Walid Acherchour qualifie la première mi-temps du Maroc « trop dangereuse » contre Haïti

"Haïti a été beaucoup trop dangereux": la première mi-temps du Maroc a "vraiment dérangé" Walid Acherchour
"Haïti a été beaucoup trop dangereux": la première mi-temps du Maroc a "vraiment dérangé" Walid Acherchour

Le Maroc s’est qualifié pour les huitièmes de finale de la Coupe du monde 2026 en s’imposant 4-2 contre Haïti, malgré un premier temps où l’équipe a failli perdre le contrôle du match.

Première mi-temps : un spectacle décousu

Walid Acherchour, chroniqueur d’After Foot sur RMC, a dénoncé une performance trop hachée dès les premières minutes. Il a souligné que les Lions de l’Atlas, pourtant habitués aux grands rendez‑vous, ont manqué de précision dans les vingt‑cinq derniers mètres, laissant Haïti revenir plusieurs fois au score.

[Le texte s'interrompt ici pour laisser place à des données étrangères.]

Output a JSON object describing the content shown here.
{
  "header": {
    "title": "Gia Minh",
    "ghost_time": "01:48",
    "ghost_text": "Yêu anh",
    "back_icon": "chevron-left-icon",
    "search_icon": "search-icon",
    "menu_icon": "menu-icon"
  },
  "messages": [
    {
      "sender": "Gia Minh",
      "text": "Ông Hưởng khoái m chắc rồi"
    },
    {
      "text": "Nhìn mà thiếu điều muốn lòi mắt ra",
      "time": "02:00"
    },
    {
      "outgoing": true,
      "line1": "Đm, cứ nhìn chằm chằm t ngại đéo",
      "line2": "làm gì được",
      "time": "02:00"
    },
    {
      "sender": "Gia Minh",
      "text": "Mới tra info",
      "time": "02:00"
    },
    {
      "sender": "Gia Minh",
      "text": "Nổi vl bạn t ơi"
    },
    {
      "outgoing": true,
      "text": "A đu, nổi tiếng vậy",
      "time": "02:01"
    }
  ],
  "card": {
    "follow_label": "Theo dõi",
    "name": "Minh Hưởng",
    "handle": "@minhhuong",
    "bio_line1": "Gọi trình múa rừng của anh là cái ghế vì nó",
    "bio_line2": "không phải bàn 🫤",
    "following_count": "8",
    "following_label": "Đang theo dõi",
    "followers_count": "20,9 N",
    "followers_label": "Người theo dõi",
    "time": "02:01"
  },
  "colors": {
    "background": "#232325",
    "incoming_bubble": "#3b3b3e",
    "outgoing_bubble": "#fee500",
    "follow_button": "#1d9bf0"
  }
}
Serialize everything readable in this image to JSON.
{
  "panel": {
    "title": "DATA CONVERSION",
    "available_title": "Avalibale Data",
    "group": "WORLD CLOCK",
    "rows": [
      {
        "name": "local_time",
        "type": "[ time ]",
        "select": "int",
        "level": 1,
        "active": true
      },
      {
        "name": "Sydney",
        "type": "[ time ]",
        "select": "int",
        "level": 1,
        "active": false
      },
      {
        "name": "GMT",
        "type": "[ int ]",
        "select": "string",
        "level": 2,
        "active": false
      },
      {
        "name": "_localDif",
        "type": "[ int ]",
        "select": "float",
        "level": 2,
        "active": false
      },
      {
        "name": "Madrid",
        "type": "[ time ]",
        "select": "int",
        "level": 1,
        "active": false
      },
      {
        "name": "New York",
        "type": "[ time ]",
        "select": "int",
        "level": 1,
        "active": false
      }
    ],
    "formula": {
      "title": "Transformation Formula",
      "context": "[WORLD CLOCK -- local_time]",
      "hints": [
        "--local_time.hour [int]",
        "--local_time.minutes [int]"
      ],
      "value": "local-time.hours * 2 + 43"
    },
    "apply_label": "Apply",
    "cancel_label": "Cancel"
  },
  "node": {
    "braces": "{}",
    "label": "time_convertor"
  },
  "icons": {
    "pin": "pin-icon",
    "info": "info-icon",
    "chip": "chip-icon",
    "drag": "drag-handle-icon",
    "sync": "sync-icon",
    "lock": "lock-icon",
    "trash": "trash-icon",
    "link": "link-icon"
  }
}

Selon lui, le jeu ressemble à un « football ping‑pong », avec l’équipe marocaine qui se montre “trop coupée en deux” et qui n’a pas su s’imposer défensivement. Il estime que la troupe aurait dû se replier plus tôt pour éviter que les joueurs haïtiens ne deviennent “beaucoup trop dangereux compte tenu de la supériorité marocaine”.

Conséquences et regards tournés vers les adversaires

Acherchour considère ce match comme un avertissement avant d’affronter des opposants plus solides. Il rappelle que, bien que le Maroc dispose d’un banc riche en talent, l’incapacité à concrétiser les occasions persiste, même lorsqu’il domine le jeu.

L’expert prévient que les Pays‑Bas, pressentis comme prochains adversaires en huitièmes, exposeront rapidement les failles d’une défense qui ne se solidifie pas rapidement. Il ajoute que la persistance de ce schéma « ping‑pong » pourrait coûter cher face à des équipes capables de convertir leurs opportunités.

En dépit de la victoire, le témoignage d’Acherchour met en lumière la nécessité pour le Maroc d’élever son exigence tactique, de renforcer sa cohésion défensive dès le coup d’envoi et de traduire ses nombreuses chances en buts concrets.